L’idée de la création de L’Ane Noir est venue très simplement, elle relève d’un besoin, pour ces quatre artistes dont la réputation dans le marché de l’art n’est plus à faire, de sortir de l’habituel circuit atelier -galerie- collectionneurs. Les expositions à quatre ne sont que plaisir, presque un jeu. Paolo Roversi, Daïma et Maxime Vardanian se connaissent depuis longtemps. La rencontre avec Jia Juan Li s’est faite par un coup de foudre pictural. Elle a séduit les trois artistes avec sa peinture aux tendances nabis, rendant bien à Bonnard et Vuillard tout ce qui les ont inspirés dans l’art asiatique. L’atelier de Paolo Roversi a ensuite été le déclencheur de l’aventure : un lieu exceptionnel totalement isolé de l’animation de la rue des Martyrs, un lieu que le temps a oublié. Paolo Roversi a découvert cet endroit puis son histoire, étroitement rattachée à celle du peintre Géricault ; la hauteur de plafond laisse, en effet, aisément imaginer l’artiste créer ses grandes fresques. La première exposition, au mois de juin, s’était montée très rapidement. Paolo Roversi, ayant un peu de temps de libre, avait pris en charge l’accrochage. Cette fois, il n’a pu se libérer que pour les jours d’exposition (on est en pleine période de défilés) mais pas question pour lui de manquer un tel plaisir. Vardanian a donc passé des journées entières dans l’atelier de Roversi, parfois même, des nuits.

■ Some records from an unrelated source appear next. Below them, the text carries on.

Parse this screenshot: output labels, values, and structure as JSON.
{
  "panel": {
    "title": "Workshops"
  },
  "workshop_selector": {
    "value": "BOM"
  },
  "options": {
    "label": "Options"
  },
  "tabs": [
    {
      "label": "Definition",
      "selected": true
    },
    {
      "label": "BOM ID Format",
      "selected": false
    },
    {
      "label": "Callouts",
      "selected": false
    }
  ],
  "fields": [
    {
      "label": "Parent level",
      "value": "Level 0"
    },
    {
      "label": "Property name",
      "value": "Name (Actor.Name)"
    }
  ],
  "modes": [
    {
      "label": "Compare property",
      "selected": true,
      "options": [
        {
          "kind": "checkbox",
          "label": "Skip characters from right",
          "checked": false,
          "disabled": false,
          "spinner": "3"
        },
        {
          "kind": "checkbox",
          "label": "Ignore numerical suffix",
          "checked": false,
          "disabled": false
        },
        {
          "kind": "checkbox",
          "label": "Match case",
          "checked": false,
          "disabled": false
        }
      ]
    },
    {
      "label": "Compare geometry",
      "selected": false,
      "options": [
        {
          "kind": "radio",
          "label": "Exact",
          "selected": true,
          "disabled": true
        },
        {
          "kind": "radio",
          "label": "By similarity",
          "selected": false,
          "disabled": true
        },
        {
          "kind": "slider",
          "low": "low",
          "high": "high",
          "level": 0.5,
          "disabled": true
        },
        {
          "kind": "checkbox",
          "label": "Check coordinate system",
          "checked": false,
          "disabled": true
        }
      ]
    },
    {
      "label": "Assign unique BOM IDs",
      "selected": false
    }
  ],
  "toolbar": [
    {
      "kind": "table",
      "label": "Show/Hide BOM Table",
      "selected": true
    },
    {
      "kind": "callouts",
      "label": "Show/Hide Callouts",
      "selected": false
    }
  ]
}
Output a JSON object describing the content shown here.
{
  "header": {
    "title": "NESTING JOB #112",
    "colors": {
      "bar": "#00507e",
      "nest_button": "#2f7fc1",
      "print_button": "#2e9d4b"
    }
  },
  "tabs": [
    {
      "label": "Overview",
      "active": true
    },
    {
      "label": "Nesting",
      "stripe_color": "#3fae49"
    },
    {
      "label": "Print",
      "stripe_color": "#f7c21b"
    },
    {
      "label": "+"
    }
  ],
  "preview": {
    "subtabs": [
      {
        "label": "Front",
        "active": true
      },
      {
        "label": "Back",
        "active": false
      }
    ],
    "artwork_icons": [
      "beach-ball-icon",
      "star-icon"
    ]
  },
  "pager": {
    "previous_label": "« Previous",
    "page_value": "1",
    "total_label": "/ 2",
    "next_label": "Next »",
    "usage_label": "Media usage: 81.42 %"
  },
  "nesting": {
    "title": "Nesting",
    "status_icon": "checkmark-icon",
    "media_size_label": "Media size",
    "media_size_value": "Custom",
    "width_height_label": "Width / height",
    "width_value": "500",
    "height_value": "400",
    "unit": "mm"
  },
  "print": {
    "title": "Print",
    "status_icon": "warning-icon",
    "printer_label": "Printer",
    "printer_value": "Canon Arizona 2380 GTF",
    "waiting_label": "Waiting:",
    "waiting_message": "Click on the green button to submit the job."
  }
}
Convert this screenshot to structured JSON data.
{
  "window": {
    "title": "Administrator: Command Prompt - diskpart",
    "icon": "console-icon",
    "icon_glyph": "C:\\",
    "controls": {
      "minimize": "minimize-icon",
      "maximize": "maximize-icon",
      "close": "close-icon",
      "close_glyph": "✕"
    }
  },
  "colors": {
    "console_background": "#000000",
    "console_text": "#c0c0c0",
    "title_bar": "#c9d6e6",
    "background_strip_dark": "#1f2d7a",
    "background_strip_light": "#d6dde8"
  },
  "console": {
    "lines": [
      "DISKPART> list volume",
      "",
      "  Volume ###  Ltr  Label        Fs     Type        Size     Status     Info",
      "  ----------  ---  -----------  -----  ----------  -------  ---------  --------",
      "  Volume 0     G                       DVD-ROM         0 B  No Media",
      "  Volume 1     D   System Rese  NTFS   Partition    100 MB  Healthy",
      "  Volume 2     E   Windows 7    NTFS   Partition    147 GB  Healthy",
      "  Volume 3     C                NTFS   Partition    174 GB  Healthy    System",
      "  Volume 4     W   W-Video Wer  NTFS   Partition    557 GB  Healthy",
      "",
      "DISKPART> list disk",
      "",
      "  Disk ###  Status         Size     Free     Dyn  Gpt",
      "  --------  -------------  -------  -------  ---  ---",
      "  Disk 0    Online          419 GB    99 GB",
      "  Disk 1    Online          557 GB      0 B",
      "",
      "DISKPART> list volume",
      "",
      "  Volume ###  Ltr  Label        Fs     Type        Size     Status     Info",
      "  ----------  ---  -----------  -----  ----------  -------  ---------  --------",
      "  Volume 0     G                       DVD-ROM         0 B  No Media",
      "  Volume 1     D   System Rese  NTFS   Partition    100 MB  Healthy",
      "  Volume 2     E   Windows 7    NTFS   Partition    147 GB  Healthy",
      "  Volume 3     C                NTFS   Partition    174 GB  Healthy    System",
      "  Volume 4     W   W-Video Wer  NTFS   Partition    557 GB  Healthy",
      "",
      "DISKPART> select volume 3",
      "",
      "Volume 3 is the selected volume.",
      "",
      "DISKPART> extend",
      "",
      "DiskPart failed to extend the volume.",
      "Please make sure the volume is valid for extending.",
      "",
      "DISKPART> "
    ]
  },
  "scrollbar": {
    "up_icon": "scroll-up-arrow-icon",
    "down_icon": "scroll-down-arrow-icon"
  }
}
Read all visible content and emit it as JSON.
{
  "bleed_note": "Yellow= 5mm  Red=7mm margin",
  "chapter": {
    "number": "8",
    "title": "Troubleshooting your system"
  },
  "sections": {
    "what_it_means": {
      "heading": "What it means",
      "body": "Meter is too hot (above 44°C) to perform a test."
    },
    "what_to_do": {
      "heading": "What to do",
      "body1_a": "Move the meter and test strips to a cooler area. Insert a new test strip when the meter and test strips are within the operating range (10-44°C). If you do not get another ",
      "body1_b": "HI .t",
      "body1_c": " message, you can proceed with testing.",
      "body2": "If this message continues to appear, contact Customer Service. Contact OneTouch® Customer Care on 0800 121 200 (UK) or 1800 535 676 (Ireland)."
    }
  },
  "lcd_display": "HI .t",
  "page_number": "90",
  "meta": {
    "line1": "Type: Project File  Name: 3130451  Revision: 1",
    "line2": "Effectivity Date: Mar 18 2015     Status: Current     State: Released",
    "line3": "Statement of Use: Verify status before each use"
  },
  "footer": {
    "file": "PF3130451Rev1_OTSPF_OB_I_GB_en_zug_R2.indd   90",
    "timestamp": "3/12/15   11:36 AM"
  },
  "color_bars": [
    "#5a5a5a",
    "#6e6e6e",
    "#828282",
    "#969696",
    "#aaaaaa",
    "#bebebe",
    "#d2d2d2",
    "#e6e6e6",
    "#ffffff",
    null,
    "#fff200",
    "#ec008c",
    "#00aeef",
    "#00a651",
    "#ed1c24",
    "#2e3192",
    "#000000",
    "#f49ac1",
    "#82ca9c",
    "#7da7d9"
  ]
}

L’Ane Noir n’aura d’existence que tant que le plaisir sera présent, il n’est donc pas sujet à de grands projets mais reste, au contraire, l’espace de liberté que s’offrent ces artistes, craignant de s’enfermer dans un circuit trop réglementé pour eux. Les interventions des quatre seront spontanées, non planifiées, si ce n’est en fonction des emplois du temps de chacun. Les quatre pourraient d’ailleurs bien devenir six puisqu’un céramiste et un autre peintre les rejoindront peut-être.